Soviet general-turned-dissident keeps up fight for human rights
Madrid
Maj. Gen. Pyotr Grigorenko, the only dissident to have emerged from the ranks of Soviet general officers, continues to fight abroad for the release of political prisoners in the Soviet Union.
His latest effort, in concert with Vladimir Bukovsky, Alexander Ginzburg, and other exiles from the Soviet Union, is to set up an international association of all national committees monitoring the 35-nation Helsinki accord of 1975. The group is to launch the new association with a press conference in Madrid Nov. 23 or 24.
In an interview here jsut prior to the Nov. 11 opening of the second Helsinki review conference, General Grigorenko issued an eloquent plea for world support for Soviet prisoners of conscience and answered questions about his own development as a dissident. He urged the West to challenge the Soviet Union at the Madrid conference on all violations of human rights and to press for a resolution calling for the freeing of all imprisoned members of Helsinki watchdog committee as well as a general amnesty for all prisoners of conscience.
If the Soviet Union rejects such a resolution, Grigorenko says the West should declare the Helsinki act null and void and seek a new conference to write a treaty ending World War II and defining the postwar East-West boundary. The 1975 Helsinki accord, besides seeking to promote East-West cooperation, was largely a trade-off between the Soviet desire for Western recognition of the Soviet bloc's postwar borders and the West's desire to liberalize human contact and the flow of information across those borders.
At present some 28 members of the Ukrainian Helsinki monitoring committee are in prison or labor camps in the Soviet Union, Grigorenko says; some seven others have been exiled abroad.

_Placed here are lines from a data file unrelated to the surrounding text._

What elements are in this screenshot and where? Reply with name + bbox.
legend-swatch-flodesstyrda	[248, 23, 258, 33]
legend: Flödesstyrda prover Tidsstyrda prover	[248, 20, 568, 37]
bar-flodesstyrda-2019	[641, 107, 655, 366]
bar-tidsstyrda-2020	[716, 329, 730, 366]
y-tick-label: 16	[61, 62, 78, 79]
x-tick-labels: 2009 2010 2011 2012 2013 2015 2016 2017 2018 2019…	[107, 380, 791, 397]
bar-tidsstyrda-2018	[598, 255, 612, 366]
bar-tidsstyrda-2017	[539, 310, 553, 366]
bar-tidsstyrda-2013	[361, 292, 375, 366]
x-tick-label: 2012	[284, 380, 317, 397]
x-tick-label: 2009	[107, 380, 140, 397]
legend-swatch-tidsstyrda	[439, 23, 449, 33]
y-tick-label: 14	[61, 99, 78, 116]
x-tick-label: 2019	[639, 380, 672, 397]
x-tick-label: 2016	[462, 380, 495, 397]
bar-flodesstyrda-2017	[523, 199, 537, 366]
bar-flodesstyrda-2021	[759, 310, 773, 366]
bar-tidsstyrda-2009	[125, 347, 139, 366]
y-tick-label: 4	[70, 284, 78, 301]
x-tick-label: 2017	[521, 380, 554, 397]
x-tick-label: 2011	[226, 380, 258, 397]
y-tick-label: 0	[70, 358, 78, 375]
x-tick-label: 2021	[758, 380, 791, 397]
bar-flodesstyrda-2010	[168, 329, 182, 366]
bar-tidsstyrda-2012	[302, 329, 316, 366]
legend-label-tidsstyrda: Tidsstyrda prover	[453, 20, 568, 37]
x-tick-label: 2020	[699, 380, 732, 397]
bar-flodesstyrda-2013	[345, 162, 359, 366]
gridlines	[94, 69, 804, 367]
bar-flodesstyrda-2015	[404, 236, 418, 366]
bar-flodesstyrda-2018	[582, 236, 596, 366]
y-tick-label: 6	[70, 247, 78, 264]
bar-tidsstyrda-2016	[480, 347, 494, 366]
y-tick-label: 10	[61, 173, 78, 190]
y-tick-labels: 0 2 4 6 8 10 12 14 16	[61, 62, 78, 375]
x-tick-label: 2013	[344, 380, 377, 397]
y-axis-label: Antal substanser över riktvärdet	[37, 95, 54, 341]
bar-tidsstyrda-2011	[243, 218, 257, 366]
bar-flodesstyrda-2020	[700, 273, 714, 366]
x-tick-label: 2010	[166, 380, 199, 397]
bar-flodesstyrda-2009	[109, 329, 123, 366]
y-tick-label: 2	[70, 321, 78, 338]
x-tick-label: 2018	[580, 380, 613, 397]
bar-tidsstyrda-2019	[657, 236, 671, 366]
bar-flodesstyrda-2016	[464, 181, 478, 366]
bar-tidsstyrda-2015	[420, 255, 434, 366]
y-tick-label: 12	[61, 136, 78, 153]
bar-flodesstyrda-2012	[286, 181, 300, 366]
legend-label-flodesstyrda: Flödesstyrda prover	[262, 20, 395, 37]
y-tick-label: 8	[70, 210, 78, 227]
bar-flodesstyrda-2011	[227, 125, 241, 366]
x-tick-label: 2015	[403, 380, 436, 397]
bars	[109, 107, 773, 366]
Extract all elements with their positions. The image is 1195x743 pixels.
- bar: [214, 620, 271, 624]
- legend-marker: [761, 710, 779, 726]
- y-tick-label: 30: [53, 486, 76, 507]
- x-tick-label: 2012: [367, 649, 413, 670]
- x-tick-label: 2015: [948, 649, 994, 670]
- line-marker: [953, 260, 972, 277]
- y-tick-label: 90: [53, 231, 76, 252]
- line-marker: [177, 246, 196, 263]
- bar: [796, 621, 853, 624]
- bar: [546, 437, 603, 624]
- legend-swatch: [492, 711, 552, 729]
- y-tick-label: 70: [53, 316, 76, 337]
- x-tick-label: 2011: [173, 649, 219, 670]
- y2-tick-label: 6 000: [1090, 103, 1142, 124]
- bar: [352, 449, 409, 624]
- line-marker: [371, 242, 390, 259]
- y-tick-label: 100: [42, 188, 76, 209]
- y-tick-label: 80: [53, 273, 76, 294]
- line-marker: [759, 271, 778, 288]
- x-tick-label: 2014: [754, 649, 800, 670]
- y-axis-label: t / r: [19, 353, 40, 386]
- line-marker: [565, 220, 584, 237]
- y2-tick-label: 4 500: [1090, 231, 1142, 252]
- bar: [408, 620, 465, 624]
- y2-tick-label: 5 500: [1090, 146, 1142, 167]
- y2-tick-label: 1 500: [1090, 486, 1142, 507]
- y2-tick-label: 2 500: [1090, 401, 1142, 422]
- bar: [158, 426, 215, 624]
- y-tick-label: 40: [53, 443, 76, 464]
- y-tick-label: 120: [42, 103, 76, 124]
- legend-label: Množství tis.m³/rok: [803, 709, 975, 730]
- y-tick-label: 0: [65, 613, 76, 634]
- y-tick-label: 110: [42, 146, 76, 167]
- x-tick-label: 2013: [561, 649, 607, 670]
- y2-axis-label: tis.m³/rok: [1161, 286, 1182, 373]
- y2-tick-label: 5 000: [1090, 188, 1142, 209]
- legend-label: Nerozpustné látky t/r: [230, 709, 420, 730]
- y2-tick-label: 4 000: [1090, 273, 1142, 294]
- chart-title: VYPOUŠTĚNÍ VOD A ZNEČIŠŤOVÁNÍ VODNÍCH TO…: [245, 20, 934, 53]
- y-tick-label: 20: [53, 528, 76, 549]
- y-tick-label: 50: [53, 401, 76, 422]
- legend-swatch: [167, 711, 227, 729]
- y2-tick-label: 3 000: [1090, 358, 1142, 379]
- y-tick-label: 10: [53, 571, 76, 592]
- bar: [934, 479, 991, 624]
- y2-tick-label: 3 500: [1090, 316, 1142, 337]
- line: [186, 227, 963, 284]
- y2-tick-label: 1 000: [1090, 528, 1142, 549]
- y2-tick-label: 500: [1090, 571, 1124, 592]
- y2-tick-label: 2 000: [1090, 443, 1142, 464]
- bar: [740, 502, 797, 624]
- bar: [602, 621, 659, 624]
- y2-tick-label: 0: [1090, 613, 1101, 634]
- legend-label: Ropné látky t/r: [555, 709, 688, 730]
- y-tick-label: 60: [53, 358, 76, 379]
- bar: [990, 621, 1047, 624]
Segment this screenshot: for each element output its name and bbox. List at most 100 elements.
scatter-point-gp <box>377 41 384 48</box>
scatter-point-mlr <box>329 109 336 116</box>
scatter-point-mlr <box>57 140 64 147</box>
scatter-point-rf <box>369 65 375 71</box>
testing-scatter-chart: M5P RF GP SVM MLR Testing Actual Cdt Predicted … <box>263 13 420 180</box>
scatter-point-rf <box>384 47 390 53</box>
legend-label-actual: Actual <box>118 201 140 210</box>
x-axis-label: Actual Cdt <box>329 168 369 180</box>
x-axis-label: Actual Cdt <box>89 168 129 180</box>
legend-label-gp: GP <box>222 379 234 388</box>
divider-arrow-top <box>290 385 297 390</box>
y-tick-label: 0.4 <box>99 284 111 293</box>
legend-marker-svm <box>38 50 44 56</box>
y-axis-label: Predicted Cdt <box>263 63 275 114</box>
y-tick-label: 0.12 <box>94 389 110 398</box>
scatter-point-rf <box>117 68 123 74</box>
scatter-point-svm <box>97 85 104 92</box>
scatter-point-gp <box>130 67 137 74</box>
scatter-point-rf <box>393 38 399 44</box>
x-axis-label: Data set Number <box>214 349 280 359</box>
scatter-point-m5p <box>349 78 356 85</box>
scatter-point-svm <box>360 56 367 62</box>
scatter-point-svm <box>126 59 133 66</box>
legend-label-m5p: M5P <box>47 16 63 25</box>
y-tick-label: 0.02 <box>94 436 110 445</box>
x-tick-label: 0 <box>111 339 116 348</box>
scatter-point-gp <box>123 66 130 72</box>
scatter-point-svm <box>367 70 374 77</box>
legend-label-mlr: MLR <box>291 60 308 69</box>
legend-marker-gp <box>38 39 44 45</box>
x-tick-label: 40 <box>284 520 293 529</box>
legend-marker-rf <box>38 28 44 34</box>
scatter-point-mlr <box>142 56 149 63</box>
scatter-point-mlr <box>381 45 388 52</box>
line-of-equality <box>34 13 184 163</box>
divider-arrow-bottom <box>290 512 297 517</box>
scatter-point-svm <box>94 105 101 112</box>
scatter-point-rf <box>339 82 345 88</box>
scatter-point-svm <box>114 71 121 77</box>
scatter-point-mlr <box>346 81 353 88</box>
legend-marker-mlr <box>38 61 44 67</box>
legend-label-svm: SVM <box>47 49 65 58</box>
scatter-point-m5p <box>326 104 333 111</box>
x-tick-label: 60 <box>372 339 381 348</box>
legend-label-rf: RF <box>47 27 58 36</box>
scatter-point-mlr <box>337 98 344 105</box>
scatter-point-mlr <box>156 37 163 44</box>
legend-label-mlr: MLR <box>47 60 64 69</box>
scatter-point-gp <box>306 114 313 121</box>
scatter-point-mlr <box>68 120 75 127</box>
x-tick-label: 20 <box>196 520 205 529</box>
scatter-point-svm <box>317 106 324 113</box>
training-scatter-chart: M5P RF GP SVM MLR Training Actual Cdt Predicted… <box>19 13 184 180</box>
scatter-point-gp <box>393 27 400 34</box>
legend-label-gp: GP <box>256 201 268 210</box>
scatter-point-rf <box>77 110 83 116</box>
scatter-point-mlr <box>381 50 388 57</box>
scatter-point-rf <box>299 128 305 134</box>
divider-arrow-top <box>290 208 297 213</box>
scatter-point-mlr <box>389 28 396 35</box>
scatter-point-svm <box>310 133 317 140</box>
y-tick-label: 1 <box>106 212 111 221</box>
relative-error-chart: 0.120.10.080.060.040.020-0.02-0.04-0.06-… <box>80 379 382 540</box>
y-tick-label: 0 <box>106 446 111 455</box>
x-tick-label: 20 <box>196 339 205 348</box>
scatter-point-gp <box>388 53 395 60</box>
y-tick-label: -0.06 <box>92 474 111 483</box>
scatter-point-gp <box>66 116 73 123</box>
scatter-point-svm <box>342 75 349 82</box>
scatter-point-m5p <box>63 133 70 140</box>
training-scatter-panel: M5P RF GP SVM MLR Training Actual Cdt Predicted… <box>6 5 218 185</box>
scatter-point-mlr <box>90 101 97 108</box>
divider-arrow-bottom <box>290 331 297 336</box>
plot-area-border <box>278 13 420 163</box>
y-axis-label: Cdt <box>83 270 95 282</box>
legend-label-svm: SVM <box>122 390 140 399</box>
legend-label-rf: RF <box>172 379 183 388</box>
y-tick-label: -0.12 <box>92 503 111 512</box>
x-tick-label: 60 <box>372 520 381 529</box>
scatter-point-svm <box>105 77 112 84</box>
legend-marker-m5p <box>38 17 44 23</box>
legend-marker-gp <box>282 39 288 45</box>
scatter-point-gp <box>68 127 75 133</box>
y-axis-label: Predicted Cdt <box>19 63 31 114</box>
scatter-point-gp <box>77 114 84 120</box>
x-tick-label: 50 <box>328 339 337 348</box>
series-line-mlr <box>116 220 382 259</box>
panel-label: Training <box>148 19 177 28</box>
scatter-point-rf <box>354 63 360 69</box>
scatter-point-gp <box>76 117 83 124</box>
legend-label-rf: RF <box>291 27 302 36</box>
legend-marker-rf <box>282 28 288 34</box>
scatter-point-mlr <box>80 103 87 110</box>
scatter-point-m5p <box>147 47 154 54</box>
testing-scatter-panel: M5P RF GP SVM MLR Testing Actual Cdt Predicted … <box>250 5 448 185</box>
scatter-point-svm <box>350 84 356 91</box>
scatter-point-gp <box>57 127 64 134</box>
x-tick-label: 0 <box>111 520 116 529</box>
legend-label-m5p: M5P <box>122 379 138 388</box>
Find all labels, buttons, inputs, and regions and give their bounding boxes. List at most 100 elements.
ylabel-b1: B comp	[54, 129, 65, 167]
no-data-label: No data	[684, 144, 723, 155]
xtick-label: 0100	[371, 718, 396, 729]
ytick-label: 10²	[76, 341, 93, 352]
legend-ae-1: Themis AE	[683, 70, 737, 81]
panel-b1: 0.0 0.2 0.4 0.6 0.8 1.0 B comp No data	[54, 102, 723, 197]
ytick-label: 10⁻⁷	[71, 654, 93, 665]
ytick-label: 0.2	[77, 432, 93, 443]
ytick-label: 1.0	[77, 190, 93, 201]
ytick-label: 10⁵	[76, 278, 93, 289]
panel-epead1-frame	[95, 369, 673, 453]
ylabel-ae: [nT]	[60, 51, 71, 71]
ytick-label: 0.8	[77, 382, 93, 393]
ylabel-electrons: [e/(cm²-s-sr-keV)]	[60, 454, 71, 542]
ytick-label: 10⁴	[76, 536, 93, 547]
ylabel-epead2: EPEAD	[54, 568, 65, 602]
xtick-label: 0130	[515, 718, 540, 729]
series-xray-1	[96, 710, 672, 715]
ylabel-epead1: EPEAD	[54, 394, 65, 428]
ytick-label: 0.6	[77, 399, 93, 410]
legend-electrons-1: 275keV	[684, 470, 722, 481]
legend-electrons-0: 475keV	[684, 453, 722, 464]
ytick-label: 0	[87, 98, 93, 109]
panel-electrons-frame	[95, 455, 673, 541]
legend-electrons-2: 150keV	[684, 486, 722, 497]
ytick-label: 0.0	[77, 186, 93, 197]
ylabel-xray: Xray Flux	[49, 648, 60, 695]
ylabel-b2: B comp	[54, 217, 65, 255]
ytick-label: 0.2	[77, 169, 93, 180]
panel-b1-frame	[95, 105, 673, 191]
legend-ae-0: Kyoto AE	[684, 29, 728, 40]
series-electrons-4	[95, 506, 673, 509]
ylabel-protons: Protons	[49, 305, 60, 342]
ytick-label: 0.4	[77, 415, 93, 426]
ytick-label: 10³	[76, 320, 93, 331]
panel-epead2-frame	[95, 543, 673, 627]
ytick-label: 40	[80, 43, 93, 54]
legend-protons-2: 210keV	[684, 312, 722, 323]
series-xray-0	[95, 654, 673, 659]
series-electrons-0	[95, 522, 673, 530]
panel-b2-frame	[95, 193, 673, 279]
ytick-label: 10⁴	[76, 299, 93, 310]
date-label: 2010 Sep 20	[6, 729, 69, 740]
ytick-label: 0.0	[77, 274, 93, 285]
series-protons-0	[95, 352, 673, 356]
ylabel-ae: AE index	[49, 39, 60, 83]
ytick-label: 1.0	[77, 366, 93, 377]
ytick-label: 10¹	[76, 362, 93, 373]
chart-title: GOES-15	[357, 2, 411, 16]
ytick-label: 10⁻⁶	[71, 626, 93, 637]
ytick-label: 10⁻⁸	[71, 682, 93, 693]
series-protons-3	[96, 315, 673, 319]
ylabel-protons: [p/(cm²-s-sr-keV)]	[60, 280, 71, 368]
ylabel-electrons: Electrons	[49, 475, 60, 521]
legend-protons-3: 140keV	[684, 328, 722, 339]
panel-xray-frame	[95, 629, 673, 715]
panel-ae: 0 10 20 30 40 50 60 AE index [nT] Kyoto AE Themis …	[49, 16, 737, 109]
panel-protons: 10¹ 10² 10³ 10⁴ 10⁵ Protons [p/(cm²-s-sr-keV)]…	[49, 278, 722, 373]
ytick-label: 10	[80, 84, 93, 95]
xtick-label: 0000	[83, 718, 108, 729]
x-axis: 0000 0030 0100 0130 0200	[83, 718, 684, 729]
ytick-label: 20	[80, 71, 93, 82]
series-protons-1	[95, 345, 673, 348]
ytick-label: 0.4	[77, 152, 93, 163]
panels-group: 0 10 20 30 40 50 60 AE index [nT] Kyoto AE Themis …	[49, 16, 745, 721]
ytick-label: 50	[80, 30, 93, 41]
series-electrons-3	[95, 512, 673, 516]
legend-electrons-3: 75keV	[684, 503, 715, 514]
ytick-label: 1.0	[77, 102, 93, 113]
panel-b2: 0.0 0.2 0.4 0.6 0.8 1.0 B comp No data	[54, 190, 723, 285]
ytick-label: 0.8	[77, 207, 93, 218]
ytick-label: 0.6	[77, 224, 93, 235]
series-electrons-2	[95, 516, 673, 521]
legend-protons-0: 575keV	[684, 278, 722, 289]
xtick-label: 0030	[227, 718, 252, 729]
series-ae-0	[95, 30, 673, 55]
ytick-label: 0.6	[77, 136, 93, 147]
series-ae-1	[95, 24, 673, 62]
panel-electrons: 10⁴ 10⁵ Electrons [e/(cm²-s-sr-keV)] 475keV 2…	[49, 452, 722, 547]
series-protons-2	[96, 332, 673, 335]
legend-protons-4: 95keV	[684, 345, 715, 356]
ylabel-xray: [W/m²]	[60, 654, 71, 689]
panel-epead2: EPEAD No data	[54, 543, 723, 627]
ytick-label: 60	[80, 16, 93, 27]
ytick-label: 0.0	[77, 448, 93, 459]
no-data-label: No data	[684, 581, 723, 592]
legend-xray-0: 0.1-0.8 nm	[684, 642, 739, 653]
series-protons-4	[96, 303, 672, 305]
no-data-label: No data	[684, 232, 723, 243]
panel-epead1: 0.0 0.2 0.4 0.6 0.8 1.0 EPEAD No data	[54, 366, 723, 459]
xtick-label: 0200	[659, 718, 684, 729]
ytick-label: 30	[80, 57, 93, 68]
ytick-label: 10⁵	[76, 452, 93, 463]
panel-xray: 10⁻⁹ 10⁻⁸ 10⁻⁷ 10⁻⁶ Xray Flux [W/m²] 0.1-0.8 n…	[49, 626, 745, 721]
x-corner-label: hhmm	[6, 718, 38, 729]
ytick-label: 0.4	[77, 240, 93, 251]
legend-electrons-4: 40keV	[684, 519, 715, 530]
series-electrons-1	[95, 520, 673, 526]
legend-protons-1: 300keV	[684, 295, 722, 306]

Figures of the Society for Human Rights in Frankfurt, West Germany, show that 40 members of various Soviet Helsinki committees have been imprisoned, with 32 of them sentenced to a total of 153 years in labor camp and 75 years of internal exile.
Despite the crackdown on Soviet dissidents that began in the run up to last summer's Moscow Olympics and continues unabated, Grigorenko thinks the dissenters still inside the Soviet Union will keep up the struggle. "All of them have the feeling of living on borrowed time, under the constant threat of arrest," he noted.
But they are as "used to it as a fish is to water." He, too, lived this way before he left the Soviet Union for medical treatment in 1977; while abroad, he was stripped of his Soviet citizenship.
In describing his own evolution of thought, Grigorenko goes back to the shock of Germany's World War II attack on the Soviet Union.
Grigorenko publicly criticized the previous Soviet policy of the pact with Hitler. This challenge to the infallibility of Stalin's leadership, Grigorenko says, blocked him from the same rapid promotion to general as some of his fellow officers. At war's end he was only a colonel, though he had been awarded the Orders of Lenin, Red Star, Great Patriotic War First Degree, and Red Banner (twice) for his heroism in battle. Grigorenko finally became a general officer in 1959.
He moved toward dissidence, as he reconstructs it, in 1961, when he made a speech criticizing the "cult of personality" growing around the post-Stalin leader, Nikita Khrushchev. Subsequently, he organized a discussion group of 13 young officers and students aimed at recreating a more democratic "Leninist style" within the Communist Party.
For this breach he was sent to a Far East command in 1963, then expelled from the Communist Party, and incarcerated in a psychiatric clinic. In the psychiatric prison he abandoned any hope of a Leninist renaissance within the party and turned against the party and the communist system altogether.
After extensive protest about his case in the West, Grigorenko was released from the insane asylum and took an active role in supporting human-rights movements in the Soviet Union.